Marci bit her lip. “I see why you came. Algonquin and the Leviathan are bad enough on their own, but if they start beating the spirit of the DFZ into submission, the whole city could be destroyed. It’ll be the night of the flood all over again.”
“Actually, that’s the good part,” Raven said. “We want her to fight the DFZ, because fighting means she hasn’t given up hope yet that she can salvage the situation. The real danger comes when she gets desperate.”
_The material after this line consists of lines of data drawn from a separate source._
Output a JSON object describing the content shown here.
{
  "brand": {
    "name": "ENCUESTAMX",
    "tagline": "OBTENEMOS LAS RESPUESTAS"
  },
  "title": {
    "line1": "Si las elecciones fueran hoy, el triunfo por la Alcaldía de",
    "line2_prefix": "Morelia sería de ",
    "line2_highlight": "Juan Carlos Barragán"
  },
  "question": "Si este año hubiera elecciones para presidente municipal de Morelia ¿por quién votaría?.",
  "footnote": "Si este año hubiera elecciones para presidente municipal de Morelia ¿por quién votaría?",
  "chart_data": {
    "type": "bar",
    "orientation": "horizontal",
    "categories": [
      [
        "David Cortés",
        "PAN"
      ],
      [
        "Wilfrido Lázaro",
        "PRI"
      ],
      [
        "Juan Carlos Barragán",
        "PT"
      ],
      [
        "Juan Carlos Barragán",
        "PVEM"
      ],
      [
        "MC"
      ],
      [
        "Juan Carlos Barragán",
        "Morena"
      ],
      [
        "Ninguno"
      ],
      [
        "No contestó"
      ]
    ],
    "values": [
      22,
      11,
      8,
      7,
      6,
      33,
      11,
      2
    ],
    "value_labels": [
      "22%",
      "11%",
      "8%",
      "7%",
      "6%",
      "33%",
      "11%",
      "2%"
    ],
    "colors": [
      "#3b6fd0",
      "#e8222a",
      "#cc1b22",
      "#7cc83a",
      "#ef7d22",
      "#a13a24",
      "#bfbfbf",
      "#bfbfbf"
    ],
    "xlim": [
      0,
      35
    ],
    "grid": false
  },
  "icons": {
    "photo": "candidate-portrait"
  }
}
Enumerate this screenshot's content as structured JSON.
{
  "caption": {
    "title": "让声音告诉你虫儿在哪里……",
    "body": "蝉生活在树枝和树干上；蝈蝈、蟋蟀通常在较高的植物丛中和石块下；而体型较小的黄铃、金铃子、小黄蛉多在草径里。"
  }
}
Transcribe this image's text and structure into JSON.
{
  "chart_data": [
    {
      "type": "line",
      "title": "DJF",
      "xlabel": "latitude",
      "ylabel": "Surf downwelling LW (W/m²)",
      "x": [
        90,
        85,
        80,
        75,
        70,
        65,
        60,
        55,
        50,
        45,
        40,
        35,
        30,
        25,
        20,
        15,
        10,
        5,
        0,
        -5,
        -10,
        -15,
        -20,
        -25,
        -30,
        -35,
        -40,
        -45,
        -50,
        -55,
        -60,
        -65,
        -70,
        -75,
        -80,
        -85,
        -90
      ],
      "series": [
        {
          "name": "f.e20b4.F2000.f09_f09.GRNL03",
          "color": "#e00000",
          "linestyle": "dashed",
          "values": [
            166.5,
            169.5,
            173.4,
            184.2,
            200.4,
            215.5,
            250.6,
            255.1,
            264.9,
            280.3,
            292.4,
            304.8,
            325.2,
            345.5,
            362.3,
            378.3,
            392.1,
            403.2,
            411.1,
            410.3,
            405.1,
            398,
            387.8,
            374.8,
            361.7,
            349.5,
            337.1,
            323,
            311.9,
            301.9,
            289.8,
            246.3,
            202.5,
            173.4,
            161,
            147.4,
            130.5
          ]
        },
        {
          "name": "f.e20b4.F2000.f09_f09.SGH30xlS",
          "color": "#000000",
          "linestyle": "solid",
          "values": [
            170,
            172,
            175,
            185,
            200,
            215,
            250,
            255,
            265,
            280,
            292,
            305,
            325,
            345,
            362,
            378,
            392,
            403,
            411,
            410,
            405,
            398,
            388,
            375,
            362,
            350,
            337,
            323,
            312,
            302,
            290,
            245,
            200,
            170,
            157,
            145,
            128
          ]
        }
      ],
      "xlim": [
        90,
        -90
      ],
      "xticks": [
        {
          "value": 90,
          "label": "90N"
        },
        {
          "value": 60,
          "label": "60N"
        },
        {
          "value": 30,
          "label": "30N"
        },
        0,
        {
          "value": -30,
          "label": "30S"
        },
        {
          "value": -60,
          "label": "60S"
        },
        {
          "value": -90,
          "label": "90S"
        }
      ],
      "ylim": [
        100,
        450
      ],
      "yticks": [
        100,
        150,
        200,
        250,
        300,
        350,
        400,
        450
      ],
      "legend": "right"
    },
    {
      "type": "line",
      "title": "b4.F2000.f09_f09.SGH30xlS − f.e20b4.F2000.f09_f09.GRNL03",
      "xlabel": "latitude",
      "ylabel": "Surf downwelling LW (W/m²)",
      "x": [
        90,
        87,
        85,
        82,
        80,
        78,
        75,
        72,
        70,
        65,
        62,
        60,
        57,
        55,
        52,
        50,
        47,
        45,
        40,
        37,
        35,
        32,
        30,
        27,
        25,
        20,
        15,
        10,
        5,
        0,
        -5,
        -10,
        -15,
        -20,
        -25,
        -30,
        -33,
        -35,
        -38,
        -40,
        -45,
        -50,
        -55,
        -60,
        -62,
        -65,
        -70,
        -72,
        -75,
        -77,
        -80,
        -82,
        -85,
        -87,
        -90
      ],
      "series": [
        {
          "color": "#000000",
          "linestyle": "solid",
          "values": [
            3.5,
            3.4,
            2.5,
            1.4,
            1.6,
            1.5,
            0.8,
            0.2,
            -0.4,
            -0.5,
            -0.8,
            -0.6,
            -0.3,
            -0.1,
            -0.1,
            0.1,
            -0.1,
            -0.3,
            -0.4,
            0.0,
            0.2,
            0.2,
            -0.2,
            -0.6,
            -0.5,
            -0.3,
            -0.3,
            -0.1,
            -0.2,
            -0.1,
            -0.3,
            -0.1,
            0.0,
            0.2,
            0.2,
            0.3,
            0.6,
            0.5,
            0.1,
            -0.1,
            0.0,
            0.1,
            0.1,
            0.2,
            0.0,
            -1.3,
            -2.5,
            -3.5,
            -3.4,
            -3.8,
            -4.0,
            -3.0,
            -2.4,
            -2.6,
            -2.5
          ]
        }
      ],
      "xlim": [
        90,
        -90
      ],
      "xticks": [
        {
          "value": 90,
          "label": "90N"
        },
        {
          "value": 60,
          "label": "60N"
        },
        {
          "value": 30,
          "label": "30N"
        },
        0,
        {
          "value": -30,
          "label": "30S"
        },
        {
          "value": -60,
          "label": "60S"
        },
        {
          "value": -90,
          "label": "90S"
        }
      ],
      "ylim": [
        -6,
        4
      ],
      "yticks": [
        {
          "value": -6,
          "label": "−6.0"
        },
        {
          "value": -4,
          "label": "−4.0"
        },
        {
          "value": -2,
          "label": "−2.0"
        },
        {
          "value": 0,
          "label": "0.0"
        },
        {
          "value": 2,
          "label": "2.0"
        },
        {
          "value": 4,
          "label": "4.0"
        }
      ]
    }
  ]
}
“How much more desperate can she get?”
“Plenty,” he said. “Remember what I just said about the night the magic vanished? We thought it was the end of the world. We’d never even contemplated death, and then suddenly everyone we knew was dropping like flies. We had no idea how to stop what was happening or if the magic that sustained us would ever come back. That sort of fear drives even the wisest spirits to do desperate, stupid things, and Algonquin was no exception. She thought the end of the world was upon her, so she did the only thing she could. She cried out for help, offered everything she had if this would only stop, and unfortunately for us, something answered.”